And I knew my stress levels and exhaustion were nowhere near my client's and the situation was not of her doing.She hired a writer to develop the technical section of a conference report. The writer attended the sessions, recorded the sessions and on Friday on the day of the copy deadline, he wrote her a two-paragraph email saying "sorry, I couldn't do it. It was too hard - the language too technical and the accents difficult to understand. Please make alternative arrangements." My client was supposed to deliver the report this Monday.
Turned out I would become the "alternative arrangements," - having to find people to transcribe the audios of the two-day workshop and to use the transcriptions to write the technical report.

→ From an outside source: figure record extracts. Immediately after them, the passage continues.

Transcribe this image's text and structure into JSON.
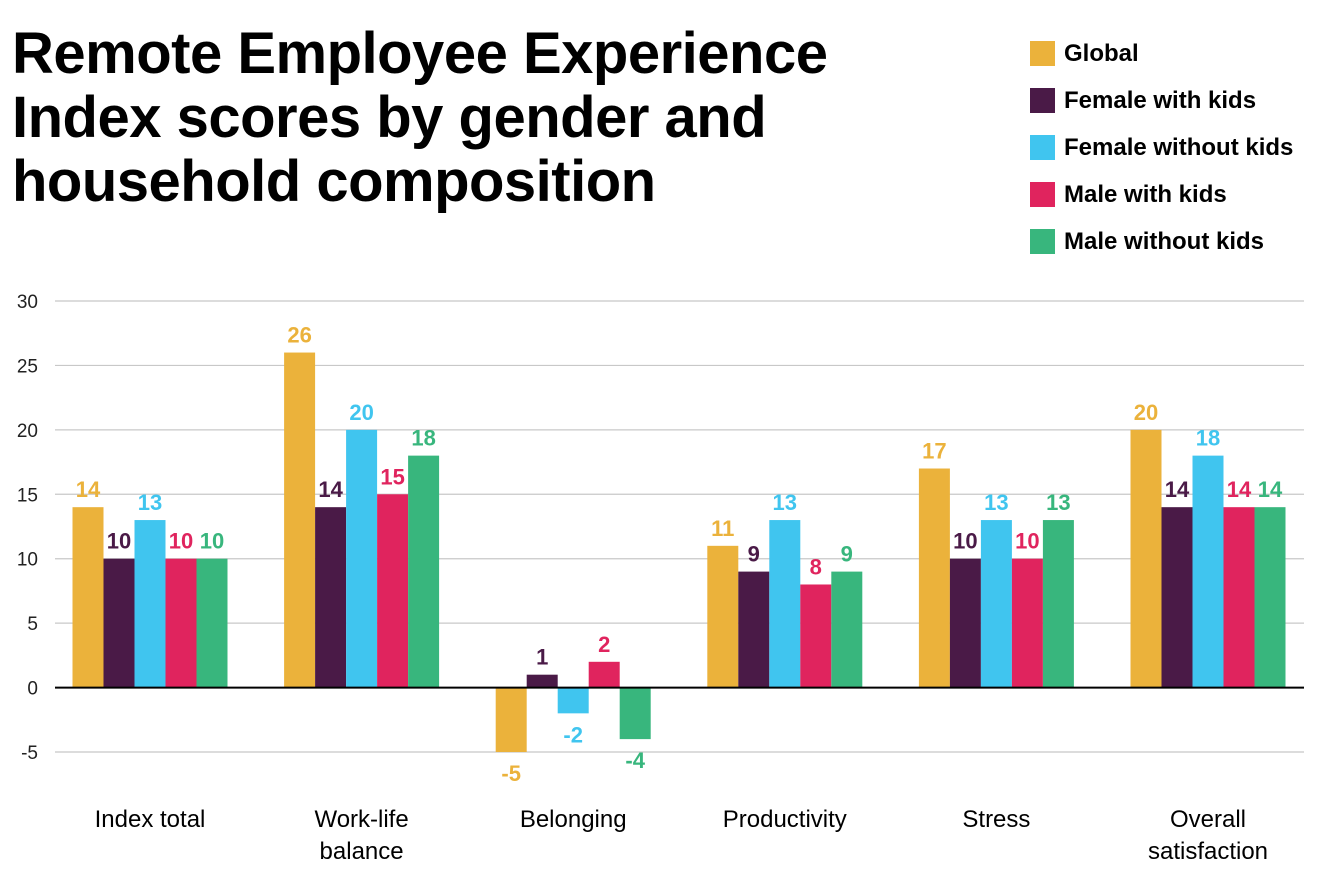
{
  "chart_data": {
    "type": "bar",
    "title": "Remote Employee Experience Index scores by gender and household composition",
    "categories": [
      [
        "Index total"
      ],
      [
        "Work-life",
        "balance"
      ],
      [
        "Belonging"
      ],
      [
        "Productivity"
      ],
      [
        "Stress"
      ],
      [
        "Overall",
        "satisfaction"
      ]
    ],
    "series": [
      {
        "name": "Global",
        "color": "#EBB23B",
        "values": [
          14,
          26,
          -5,
          11,
          17,
          20
        ]
      },
      {
        "name": "Female with kids",
        "color": "#4A1A47",
        "values": [
          10,
          14,
          1,
          9,
          10,
          14
        ]
      },
      {
        "name": "Female without kids",
        "color": "#40C5EF",
        "values": [
          13,
          20,
          -2,
          13,
          13,
          18
        ]
      },
      {
        "name": "Male with kids",
        "color": "#E0245E",
        "values": [
          10,
          15,
          2,
          8,
          10,
          14
        ]
      },
      {
        "name": "Male without kids",
        "color": "#38B67D",
        "values": [
          10,
          18,
          -4,
          9,
          13,
          14
        ]
      }
    ],
    "ylim": [
      -5,
      30
    ],
    "yticks": [
      30,
      25,
      20,
      15,
      10,
      5,
      0,
      -5
    ],
    "grid": true,
    "legend_position": "top-right",
    "data_labels": true
  }
}
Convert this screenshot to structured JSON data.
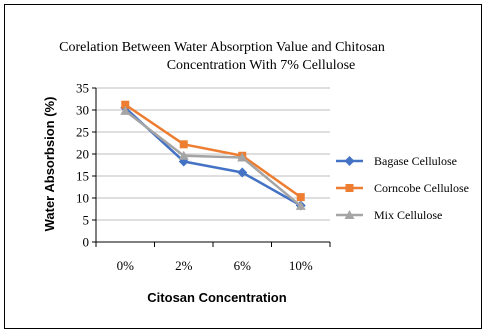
{
  "chart_data": {
    "type": "line",
    "title_line1": "Corelation Between Water Absorption Value and Chitosan",
    "title_line2": "Concentration With 7% Cellulose",
    "xlabel": "Citosan Concentration",
    "ylabel": "Water Absorbsion (%)",
    "categories": [
      "0%",
      "2%",
      "6%",
      "10%"
    ],
    "ylim": [
      0,
      35
    ],
    "yticks": [
      0,
      5,
      10,
      15,
      20,
      25,
      30,
      35
    ],
    "grid": true,
    "legend_position": "right",
    "series": [
      {
        "name": "Bagase Cellulose",
        "values": [
          30.5,
          18.3,
          15.8,
          8.3
        ],
        "color": "#4472C4",
        "marker": "diamond"
      },
      {
        "name": "Corncobe Cellulose",
        "values": [
          31.2,
          22.2,
          19.6,
          10.2
        ],
        "color": "#ED7D31",
        "marker": "square"
      },
      {
        "name": "Mix Cellulose",
        "values": [
          29.8,
          19.6,
          19.2,
          8.2
        ],
        "color": "#A5A5A5",
        "marker": "triangle"
      }
    ]
  }
}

The task of finding transcriptionists willing to take the job on short notice was rough - I did a lot of begging. I didn't even pretend that I was offering them fair work for fair pay. I said to one friend, "Forgive me please, because I need to ruin your day."Then I proceeded to explain what I needed. My client helped in farming the work out and eventually, I could start the writing process. Which was tough in its own right because the language was very technical, with lots of physics terms and geometry and mechanics.

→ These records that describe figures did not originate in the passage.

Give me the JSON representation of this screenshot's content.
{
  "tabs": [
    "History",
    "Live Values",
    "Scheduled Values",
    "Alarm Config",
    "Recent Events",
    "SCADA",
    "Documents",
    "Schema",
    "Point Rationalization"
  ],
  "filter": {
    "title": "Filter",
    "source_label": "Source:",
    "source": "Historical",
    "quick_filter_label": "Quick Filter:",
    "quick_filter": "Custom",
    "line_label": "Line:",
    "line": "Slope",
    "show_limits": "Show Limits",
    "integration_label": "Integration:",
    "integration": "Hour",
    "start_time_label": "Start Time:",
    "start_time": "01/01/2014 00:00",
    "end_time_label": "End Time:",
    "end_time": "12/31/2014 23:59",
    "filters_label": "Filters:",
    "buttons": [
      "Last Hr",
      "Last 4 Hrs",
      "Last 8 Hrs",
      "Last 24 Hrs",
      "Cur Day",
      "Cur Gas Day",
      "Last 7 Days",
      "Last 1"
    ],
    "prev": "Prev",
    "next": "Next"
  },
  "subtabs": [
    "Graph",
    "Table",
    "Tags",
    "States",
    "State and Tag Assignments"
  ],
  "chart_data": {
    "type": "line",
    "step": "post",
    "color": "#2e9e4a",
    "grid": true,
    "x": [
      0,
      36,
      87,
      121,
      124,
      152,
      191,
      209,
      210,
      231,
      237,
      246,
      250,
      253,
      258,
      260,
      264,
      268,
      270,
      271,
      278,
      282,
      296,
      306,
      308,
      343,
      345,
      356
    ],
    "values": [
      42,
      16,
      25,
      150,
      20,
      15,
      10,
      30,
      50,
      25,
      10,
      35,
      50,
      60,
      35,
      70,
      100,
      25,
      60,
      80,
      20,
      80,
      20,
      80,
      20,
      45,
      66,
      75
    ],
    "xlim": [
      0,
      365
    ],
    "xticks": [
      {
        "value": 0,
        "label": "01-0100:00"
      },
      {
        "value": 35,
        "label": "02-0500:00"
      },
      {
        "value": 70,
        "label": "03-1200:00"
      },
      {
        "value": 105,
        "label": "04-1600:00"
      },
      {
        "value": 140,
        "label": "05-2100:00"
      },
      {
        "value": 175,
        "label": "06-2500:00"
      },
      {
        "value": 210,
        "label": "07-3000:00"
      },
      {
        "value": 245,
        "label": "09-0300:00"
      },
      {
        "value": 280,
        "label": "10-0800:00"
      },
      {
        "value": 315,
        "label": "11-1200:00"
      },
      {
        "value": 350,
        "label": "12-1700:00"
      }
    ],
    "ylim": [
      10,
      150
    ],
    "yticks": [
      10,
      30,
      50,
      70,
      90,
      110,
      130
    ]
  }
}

Let's just say I learnt more than I ever thought I wanted to know about how railways tracks and trains and heavy haul transports transporting coal and ore worldwide work: the challenges, the solutions in use, the research being done, and the technologies and how all these things are maintained. LOL! I could actually empathise with the former writer - it was all very technical, but the difference is that I was enthralled.
So in the end, I developed 18 articles based on the lectures, with the sessions lasting around 45 minutes each ( around 4000 words of technical text x 18). My poor client had to do quality control in addition to her own job, ensuring that the pieces were edited and proof-read and then inserting them into the main conference report. THAT was supposed to the job she was hiring me for!
Yesterday were did the final push, and it lasted until today around 4am for me, when I decided to take a nap before I finished polishing the last two pieces and sending them to the client before 8am. I went to bed at 8.30 and slept most of the morning away, blissful that I could finally rest.
So what did I learn from this experience:
1. Despite the hassle, I can still empathise with the writer who quit. I used to be like him - a marathon runner, I sarcastically called myself - running when the going got tough, never considering the consequences on other people. Which brings me to the second point-
2. Just because I don't immediately suffer the consequences does not mean there aren't any. Quitting like that leaves someone holding a bag leaking slimy stuff, and someone has to clean up the mess.
3. I am more resilient than I knew, and can survive stressful projects better than I thought I could.
|The day I fell & hit the door, injuring my forehead|
4. I need my loved ones to help me survive stressful conditions.
|Our Star Wars heroes|
5. Opportunity does not come in the form that you expect. I do my normal marketing and have made several phone calls to my network of colleagues and clients asking for work in preparation for the December/January holidays. I would never have predicted that a situation that looked so disastrous would actually be an opportunity for me to land well-paying work.
6. Always keep a stocked larder, fridge and freezer to be able to make quick meals.
|Good, nourishing food for stressful days|
7. Leaving my house and working in the company of others mitigated the stress levels. There is no doubt in my mind that I love working for myself, in my home office. But under stressful conditions, you could go nuts being alone in the house. Having company helped me to put one foot in front of another.